IN HIS HANDS

Disclaimer: This excerpt contains adult content and is not suitable for readers under the age of eighteen (18). By reading further, you acknowledge that you are at least eighteen (18) years of age.




As Jack slipped the key into the ignition, he glanced up into the rearview mirror, then yelped in surprise. A woman sat in the backseat, unmistakable despite the shadows. “Laura?” he gasped, then whirled around in the seat to face her. “Jesus Christ, where did you…”
“I’m cold,” she whispered, and now he could see that her eyes were glossy, swimming with tears. She wore only the red slip dress again, her arms wrapped around her narrow frame as she trembled. “Please, I…I’m so cold.”
“Here.” Shifting his weight, he unzipped the front of his coat. He shrugged it off, then leaned over the center console to tuck it around her shoulders. “Laura, listen to me.” He smoothed her hair back, then cupped his hand to her face, drawing her gaze. “How did you get in my car?”
She shook her head. “I don’t know.”
“Where did you come from?”
“I don’t know,” she whimpered again. “I can’t remember.” Then, with a hesitant glance over her shoulder out the back window, she said, “But she’s after me again. She was chasing me.”
“Who?” Jack pressed.
Her bottom lip drew in beneath the edge of her upper teeth. “I don’t know,” she whispered. “But she can fly.”
“What?” Jack cocked his brow, dubious.
“I heard her,” Laura insisted, her eyes round and urgent. “In the tree tops. She was flying through the trees, trying to find me. I heard her laughing.” She blinked at him, mournfully. “You don’t believe me.” Covering her face with her hands, she began to cry.
“Hey.” Leaning further in the seat, he touched her face again. “I didn’t say—”
“Help me.” She caught his hand between her own, clutching at him with a frantic sort of desperation. “Please,” she whispered, her cheeks tear-streaked and glistening. “Help me.”
The car stereo snapped on all at once, completely of its own accord, tuned to a sudden, ear-splitting volume. A shrieking guitar riff tore through the Jeep at what sounded like at least one hundred and eighty decibels.
“Shit,” Jack exclaimed, reaching for the radio, pawing at the control as Laura shrank back in her seat, clapping her hands over her ears. No matter which direction he turned the knob, the volume only spiked higher, thrumming through the entire chassis.  At the same time, all of the dashboard lights began flashing and blinking, manic and strobe-like, while the dome light overhead burst into life. Its dim yellow glow grew progressively brighter and brighter, until the little bulb inside burst, shattering the plastic fixture cover, sending a spray of broken, jagged fragments flying.
Jack yelped, then, from the backseat, Laura uttered a shrill wail. He glanced up past the dash, beyond the windshield, just as something enormous came swooping down directly at them. He didn’t get a good look at it, no more than a split-second glance, but he could have sworn it was a woman, her skin as alabaster as the surface of a glacier, her body nude, her lips pulled back in a gruesome snarl to reveal a mouthful of wickedly hooked teeth.
And she had wings.
“Shit!” He threw his arms up to protect his face as the woman crashed headlong into the windshield, shattering it in a sudden spray of high velocity glass shards.
The Jeep’s alarm went off, the horn blatting out in a disharmonic din to accompany the blaring stereo. The headlights blinked and flashed, the wiper blades flopped crazily back and forth against the gaping maw where the windshield had once been and all at once, the airbag deployed.
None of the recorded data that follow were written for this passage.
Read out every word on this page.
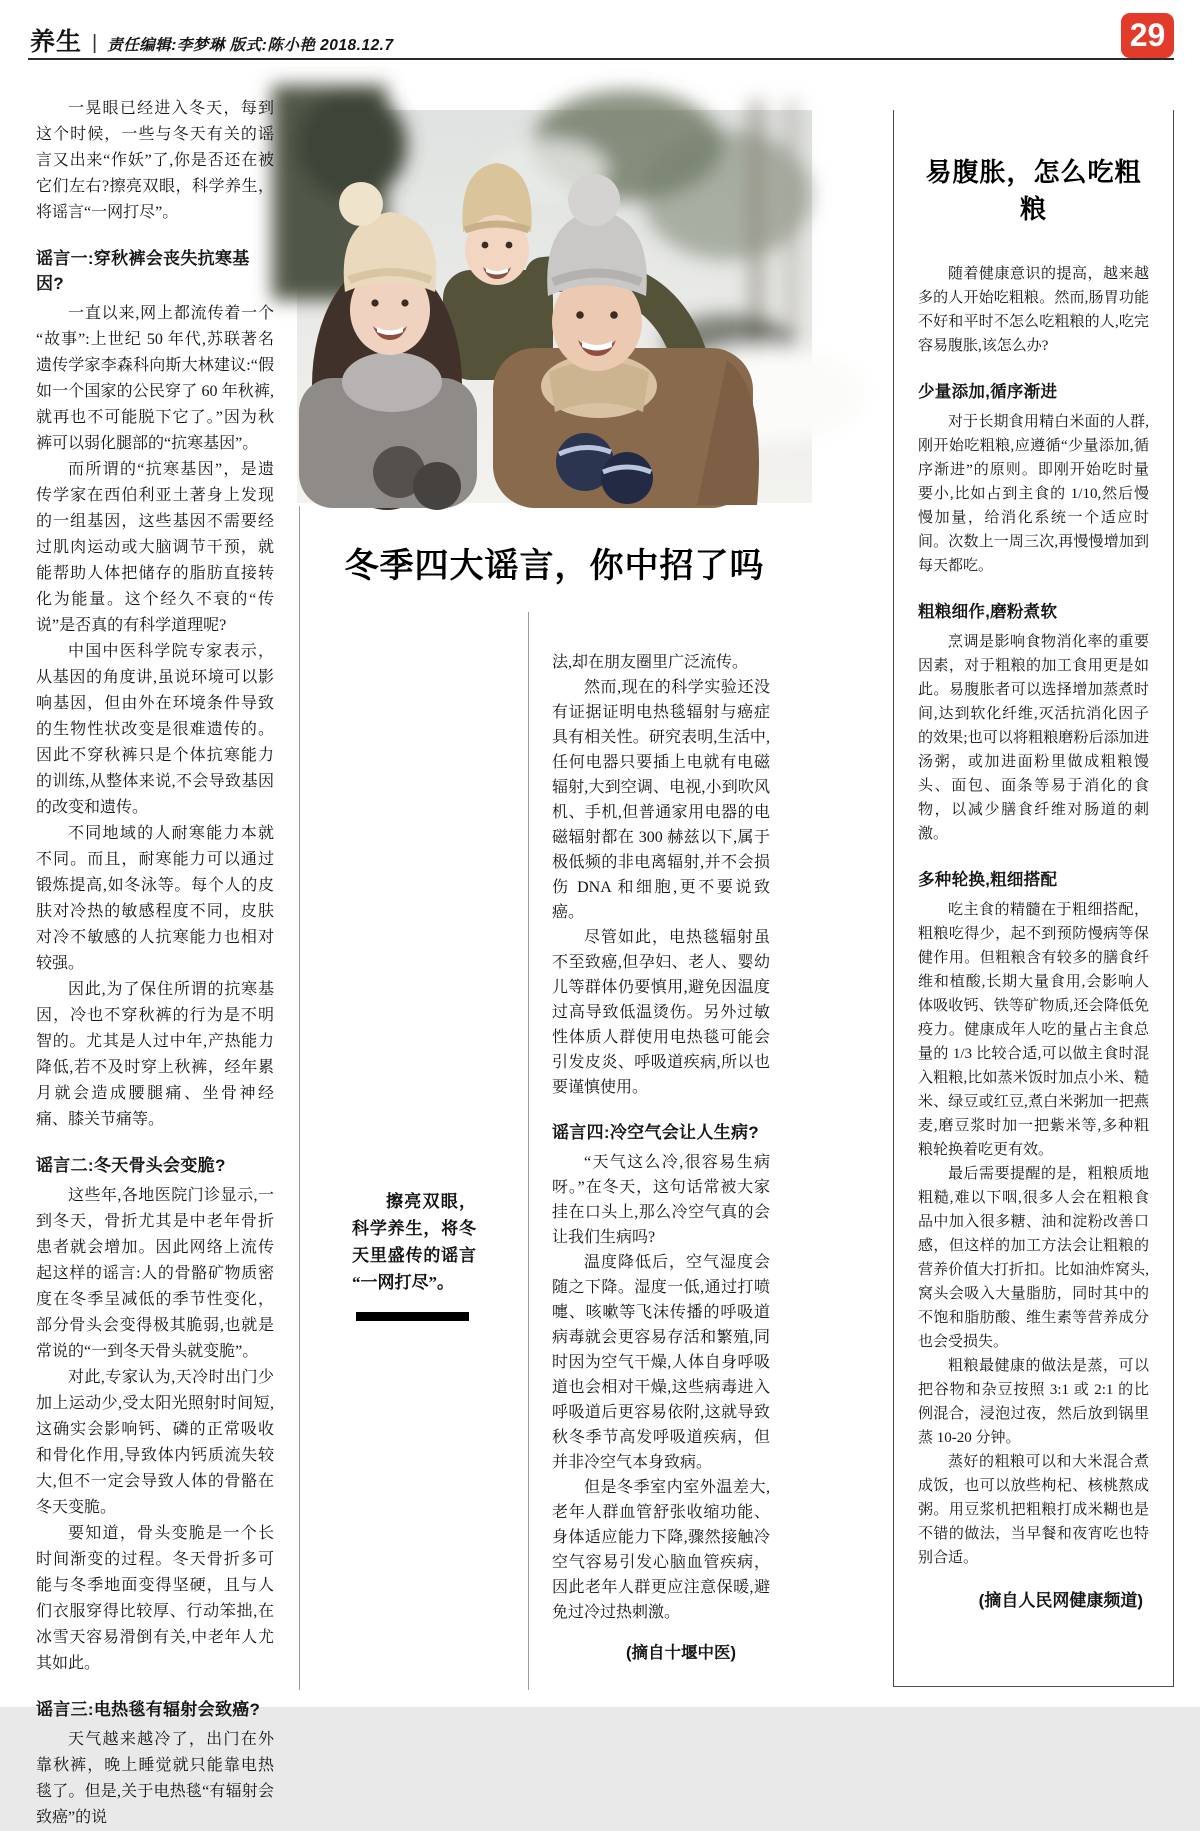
养生 | 责任编辑:李梦琳 版式:陈小艳 2018.12.7	29
冬季四大谣言，你中招了吗

一晃眼已经进入冬天，每到这个时候，一些与冬天有关的谣言又出来“作妖”了,你是否还在被它们左右?擦亮双眼，科学养生，将谣言“一网打尽”。

谣言一:穿秋裤会丧失抗寒基因?

一直以来,网上都流传着一个“故事”:上世纪 50 年代,苏联著名遗传学家李森科向斯大林建议:“假如一个国家的公民穿了 60 年秋裤,就再也不可能脱下它了。”因为秋裤可以弱化腿部的“抗寒基因”。

而所谓的“抗寒基因”，是遗传学家在西伯利亚土著身上发现的一组基因，这些基因不需要经过肌肉运动或大脑调节干预，就能帮助人体把储存的脂肪直接转化为能量。这个经久不衰的“传说”是否真的有科学道理呢?

中国中医科学院专家表示，从基因的角度讲,虽说环境可以影响基因，但由外在环境条件导致的生物性状改变是很难遗传的。因此不穿秋裤只是个体抗寒能力的训练,从整体来说,不会导致基因的改变和遗传。

不同地域的人耐寒能力本就不同。而且，耐寒能力可以通过锻炼提高,如冬泳等。每个人的皮肤对冷热的敏感程度不同，皮肤对冷不敏感的人抗寒能力也相对较强。

因此,为了保住所谓的抗寒基因，冷也不穿秋裤的行为是不明智的。尤其是人过中年,产热能力降低,若不及时穿上秋裤，经年累月就会造成腰腿痛、坐骨神经痛、膝关节痛等。

谣言二:冬天骨头会变脆?

这些年,各地医院门诊显示,一到冬天，骨折尤其是中老年骨折患者就会增加。因此网络上流传起这样的谣言:人的骨骼矿物质密度在冬季呈减低的季节性变化，部分骨头会变得极其脆弱,也就是常说的“一到冬天骨头就变脆”。

对此,专家认为,天冷时出门少加上运动少,受太阳光照射时间短,这确实会影响钙、磷的正常吸收和骨化作用,导致体内钙质流失较大,但不一定会导致人体的骨骼在冬天变脆。

要知道，骨头变脆是一个长时间渐变的过程。冬天骨折多可能与冬季地面变得坚硬，且与人们衣服穿得比较厚、行动笨拙,在冰雪天容易滑倒有关,中老年人尤其如此。

谣言三:电热毯有辐射会致癌?

天气越来越冷了，出门在外靠秋裤，晚上睡觉就只能靠电热毯了。但是,关于电热毯“有辐射会致癌”的说

擦亮双眼，科学养生，将冬天里盛传的谣言“一网打尽”。

法,却在朋友圈里广泛流传。

然而,现在的科学实验还没有证据证明电热毯辐射与癌症具有相关性。研究表明,生活中,任何电器只要插上电就有电磁辐射,大到空调、电视,小到吹风机、手机,但普通家用电器的电磁辐射都在 300 赫兹以下,属于极低频的非电离辐射,并不会损伤 DNA 和细胞,更不要说致癌。

尽管如此，电热毯辐射虽不至致癌,但孕妇、老人、婴幼儿等群体仍要慎用,避免因温度过高导致低温烫伤。另外过敏性体质人群使用电热毯可能会引发皮炎、呼吸道疾病,所以也要谨慎使用。

谣言四:冷空气会让人生病?

“天气这么冷,很容易生病呀。”在冬天，这句话常被大家挂在口头上,那么冷空气真的会让我们生病吗?

温度降低后，空气湿度会随之下降。湿度一低,通过打喷嚏、咳嗽等飞沫传播的呼吸道病毒就会更容易存活和繁殖,同时因为空气干燥,人体自身呼吸道也会相对干燥,这些病毒进入呼吸道后更容易依附,这就导致秋冬季节高发呼吸道疾病，但并非冷空气本身致病。

但是冬季室内室外温差大,老年人群血管舒张收缩功能、身体适应能力下降,骤然接触冷空气容易引发心脑血管疾病，因此老年人群更应注意保暖,避免过冷过热刺激。

(摘自十堰中医)

易腹胀，怎么吃粗粮

随着健康意识的提高，越来越多的人开始吃粗粮。然而,肠胃功能不好和平时不怎么吃粗粮的人,吃完容易腹胀,该怎么办?

少量添加,循序渐进

对于长期食用精白米面的人群,刚开始吃粗粮,应遵循“少量添加,循序渐进”的原则。即刚开始吃时量要小,比如占到主食的 1/10,然后慢慢加量，给消化系统一个适应时间。次数上一周三次,再慢慢增加到每天都吃。

粗粮细作,磨粉煮软

烹调是影响食物消化率的重要因素，对于粗粮的加工食用更是如此。易腹胀者可以选择增加蒸煮时间,达到软化纤维,灭活抗消化因子的效果;也可以将粗粮磨粉后添加进汤粥，或加进面粉里做成粗粮馒头、面包、面条等易于消化的食物，以减少膳食纤维对肠道的刺激。

多种轮换,粗细搭配

吃主食的精髓在于粗细搭配，粗粮吃得少，起不到预防慢病等保健作用。但粗粮含有较多的膳食纤维和植酸,长期大量食用,会影响人体吸收钙、铁等矿物质,还会降低免疫力。健康成年人吃的量占主食总量的 1/3 比较合适,可以做主食时混入粗粮,比如蒸米饭时加点小米、糙米、绿豆或红豆,煮白米粥加一把燕麦,磨豆浆时加一把紫米等,多种粗粮轮换着吃更有效。

最后需要提醒的是，粗粮质地粗糙,难以下咽,很多人会在粗粮食品中加入很多糖、油和淀粉改善口感，但这样的加工方法会让粗粮的营养价值大打折扣。比如油炸窝头,窝头会吸入大量脂肪，同时其中的不饱和脂肪酸、维生素等营养成分也会受损失。

粗粮最健康的做法是蒸，可以把谷物和杂豆按照 3:1 或 2:1 的比例混合，浸泡过夜，然后放到锅里蒸 10-20 分钟。

蒸好的粗粮可以和大米混合煮成饭，也可以放些枸杞、核桃熬成粥。用豆浆机把粗粮打成米糊也是不错的做法，当早餐和夜宵吃也特别合适。

(摘自人民网健康频道)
It sounded like a shotgun blast leveled squarely at his face, and Jack’s head snapped back as it knocked the breath from him, stunning him momentarily senseless.
Reaching blindly, he pawed for the door handle. He tumbled out of the Jeep, his ears ringing, his head swimming. As he staggered away, he looked around wildly for the woman who had struck his car. Somehow he’d lost sight of her after she hit the windshield, and there was no sign of her now—no body crumpled against the hood or roof of his Jeep, or on the pavement nearby. There was no blood, nothing except a small crowd gathering nearby to watch the spectacle with curious expressions.
“Where’d she go?” he cried to the nearest bystander. “The woman who hit my car! She just…Jesus Christ, she flew right into the windshield. Did you see her? Where did she go?”
The man shook his head, mute and dumbfounded, as he backed away nervously, as if Jack was foaming at the mouth. Laura hadn’t gotten out of the Jeep yet, and he floundered back toward the truck.
“Laura?” To his surprise, he found the cab now conspicuously empty. Like the winged woman, Laura, too, had seemingly vanished.
“Laura?” Stupidly, he reached out, leaning past the driver’s seat and patting his hands against the upholstery, as if he needed palpable evidence to be certain. Against the interior of the Jeep, he caught sight of new reflected lights flashing, these red and blue. Biting back a groan, he turned to find a South Lake Tahoe police cruiser pulling in to the parking lot immediately behind him.
Oh, shit, he thought, as a uniformed officer stepped out to face him.